Wilayah dengan populasi babi banyak, seperti Sumatera Utara, Sulawesi Utara, dan Kalimantan Barat, kemungkinan menjadi wilayah tertular lebih dulu. Wilayah dengan populasi babi sedikit atau tanpa peternakan babi dapat tertular melalui orang yang memakan buah, misalnya mangga sisa gigitan kelelawar. Di samping itu, penularan bisa melalui minuman tuak atau air sumur yang tercemar urine kelelawar, diminum tanpa perebusan.

Memperhatikan jumlah kasus orang tertular penyakit nipah di Malaysia, Bangladesh, dan India, penularan penyakit ini jauh lebih lambat dibandingkan dengan Covid-19 meskipun CFR penyakit nipah jauh lebih tinggi dibandingkan dengan Covid-19. Sejauh ini, penyebaran penyakit nipah hanya terbatas sehingga sulit menimbulkan pandemi.

Kewaspadaan tinggi

Petugas kesehatan hewan lapangan perlu mengetahui tanda klinis babi terinfeksi virus nipah. Tanda klinis yang menonjol pada anak babi berupa gangguan kesulitan bernapas sehingga mulut terbuka. Adapun pada babi dewasa, gejala saraf, berupa kelumpuhan kaki belakang, otot gemetaran, dan lain-lain.

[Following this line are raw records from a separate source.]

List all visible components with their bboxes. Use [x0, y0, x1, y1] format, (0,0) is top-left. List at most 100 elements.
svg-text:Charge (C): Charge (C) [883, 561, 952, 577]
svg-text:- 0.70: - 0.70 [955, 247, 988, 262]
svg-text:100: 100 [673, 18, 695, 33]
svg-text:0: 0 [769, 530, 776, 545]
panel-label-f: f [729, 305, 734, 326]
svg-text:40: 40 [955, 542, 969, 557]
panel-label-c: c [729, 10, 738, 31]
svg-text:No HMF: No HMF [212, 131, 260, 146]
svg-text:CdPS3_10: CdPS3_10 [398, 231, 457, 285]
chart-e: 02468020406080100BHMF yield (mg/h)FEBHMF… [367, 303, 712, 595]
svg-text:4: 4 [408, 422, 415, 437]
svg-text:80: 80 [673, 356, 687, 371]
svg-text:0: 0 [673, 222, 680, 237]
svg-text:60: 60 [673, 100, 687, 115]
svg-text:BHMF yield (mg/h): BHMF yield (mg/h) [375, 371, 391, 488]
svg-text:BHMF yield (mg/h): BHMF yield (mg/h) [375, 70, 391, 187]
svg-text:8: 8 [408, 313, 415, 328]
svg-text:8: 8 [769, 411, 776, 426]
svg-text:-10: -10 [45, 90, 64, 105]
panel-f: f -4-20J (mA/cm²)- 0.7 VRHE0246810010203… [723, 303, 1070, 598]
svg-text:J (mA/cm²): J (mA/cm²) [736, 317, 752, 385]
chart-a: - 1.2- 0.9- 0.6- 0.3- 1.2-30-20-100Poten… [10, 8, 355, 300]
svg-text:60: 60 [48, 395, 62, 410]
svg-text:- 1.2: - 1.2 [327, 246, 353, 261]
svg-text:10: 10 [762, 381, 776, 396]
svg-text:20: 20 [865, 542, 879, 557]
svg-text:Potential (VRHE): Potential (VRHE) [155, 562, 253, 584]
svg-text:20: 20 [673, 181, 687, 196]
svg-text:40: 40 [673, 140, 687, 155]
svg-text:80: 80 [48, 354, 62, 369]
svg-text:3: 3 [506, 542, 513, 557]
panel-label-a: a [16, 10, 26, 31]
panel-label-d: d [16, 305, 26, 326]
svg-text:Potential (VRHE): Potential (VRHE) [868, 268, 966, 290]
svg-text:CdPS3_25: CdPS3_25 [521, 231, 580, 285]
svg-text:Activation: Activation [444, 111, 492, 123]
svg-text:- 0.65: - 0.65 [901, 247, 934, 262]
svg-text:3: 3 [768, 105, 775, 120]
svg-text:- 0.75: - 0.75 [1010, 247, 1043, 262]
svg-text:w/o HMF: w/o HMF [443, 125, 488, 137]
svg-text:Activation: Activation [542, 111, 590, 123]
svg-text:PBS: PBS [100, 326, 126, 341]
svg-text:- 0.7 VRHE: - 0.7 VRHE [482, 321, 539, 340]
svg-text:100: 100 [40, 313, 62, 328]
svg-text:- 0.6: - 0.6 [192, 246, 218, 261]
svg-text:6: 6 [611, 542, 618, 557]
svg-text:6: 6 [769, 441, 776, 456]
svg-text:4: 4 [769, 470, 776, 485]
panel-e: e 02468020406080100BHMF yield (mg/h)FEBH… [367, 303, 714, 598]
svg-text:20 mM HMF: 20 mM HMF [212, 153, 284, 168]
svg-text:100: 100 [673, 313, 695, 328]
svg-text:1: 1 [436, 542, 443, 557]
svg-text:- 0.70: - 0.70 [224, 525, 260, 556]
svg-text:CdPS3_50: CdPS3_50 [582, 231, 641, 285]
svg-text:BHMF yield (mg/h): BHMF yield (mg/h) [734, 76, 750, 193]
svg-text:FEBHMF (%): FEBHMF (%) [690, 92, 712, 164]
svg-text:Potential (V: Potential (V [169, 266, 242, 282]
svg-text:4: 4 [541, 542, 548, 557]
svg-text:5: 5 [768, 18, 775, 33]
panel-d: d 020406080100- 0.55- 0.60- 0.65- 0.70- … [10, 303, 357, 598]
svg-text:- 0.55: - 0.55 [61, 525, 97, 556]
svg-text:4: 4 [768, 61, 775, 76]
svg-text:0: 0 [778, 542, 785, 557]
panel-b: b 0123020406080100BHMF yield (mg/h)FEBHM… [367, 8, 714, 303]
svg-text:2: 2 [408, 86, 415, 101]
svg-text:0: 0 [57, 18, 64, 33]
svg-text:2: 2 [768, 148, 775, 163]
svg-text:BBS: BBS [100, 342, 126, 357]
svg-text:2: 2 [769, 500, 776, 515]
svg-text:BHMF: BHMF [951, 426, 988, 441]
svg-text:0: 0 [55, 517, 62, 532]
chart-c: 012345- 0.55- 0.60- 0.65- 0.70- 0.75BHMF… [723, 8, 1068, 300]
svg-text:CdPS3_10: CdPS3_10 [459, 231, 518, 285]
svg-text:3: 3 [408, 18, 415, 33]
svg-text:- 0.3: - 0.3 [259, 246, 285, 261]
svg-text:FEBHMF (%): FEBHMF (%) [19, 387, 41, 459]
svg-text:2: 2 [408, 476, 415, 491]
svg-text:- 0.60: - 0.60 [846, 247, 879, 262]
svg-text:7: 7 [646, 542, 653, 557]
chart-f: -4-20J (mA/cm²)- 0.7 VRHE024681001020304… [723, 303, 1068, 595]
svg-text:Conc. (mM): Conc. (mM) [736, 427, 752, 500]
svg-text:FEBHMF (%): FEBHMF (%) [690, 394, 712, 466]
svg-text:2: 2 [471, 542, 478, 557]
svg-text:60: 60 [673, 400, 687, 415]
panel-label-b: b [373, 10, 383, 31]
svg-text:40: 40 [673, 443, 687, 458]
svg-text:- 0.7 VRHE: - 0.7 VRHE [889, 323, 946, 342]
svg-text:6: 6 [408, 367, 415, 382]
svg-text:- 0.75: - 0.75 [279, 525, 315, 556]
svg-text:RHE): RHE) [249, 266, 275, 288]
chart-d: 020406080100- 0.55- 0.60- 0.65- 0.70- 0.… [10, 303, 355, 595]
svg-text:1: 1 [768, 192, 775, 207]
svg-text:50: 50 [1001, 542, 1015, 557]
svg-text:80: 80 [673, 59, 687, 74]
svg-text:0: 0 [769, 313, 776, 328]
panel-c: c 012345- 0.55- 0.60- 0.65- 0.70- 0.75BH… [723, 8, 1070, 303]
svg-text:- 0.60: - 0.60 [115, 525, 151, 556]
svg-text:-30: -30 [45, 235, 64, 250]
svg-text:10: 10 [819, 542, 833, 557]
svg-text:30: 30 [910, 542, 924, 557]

Kematian babi dalam jumlah banyak harus dibedakan dari African swine fever (ASF), yang telah merebak di sejumlah tempat di Indonesia. Masyarakat dianjurkan tidak memakan buah dari sisa dimakan kelelawar, atau malah memakan kelelawar atau babi.

Apabila pada waktu berdekatan ada petugas kandang atau pemotong babi yang tertular, ini lebih mengarah pada penyakit nipah karena ASF tidak menular ke manusia. Untuk melakukan otopsi, petugas kesehatan hewan (dokter hewan) dianjurkan memakai alat perlindungan diri (APD).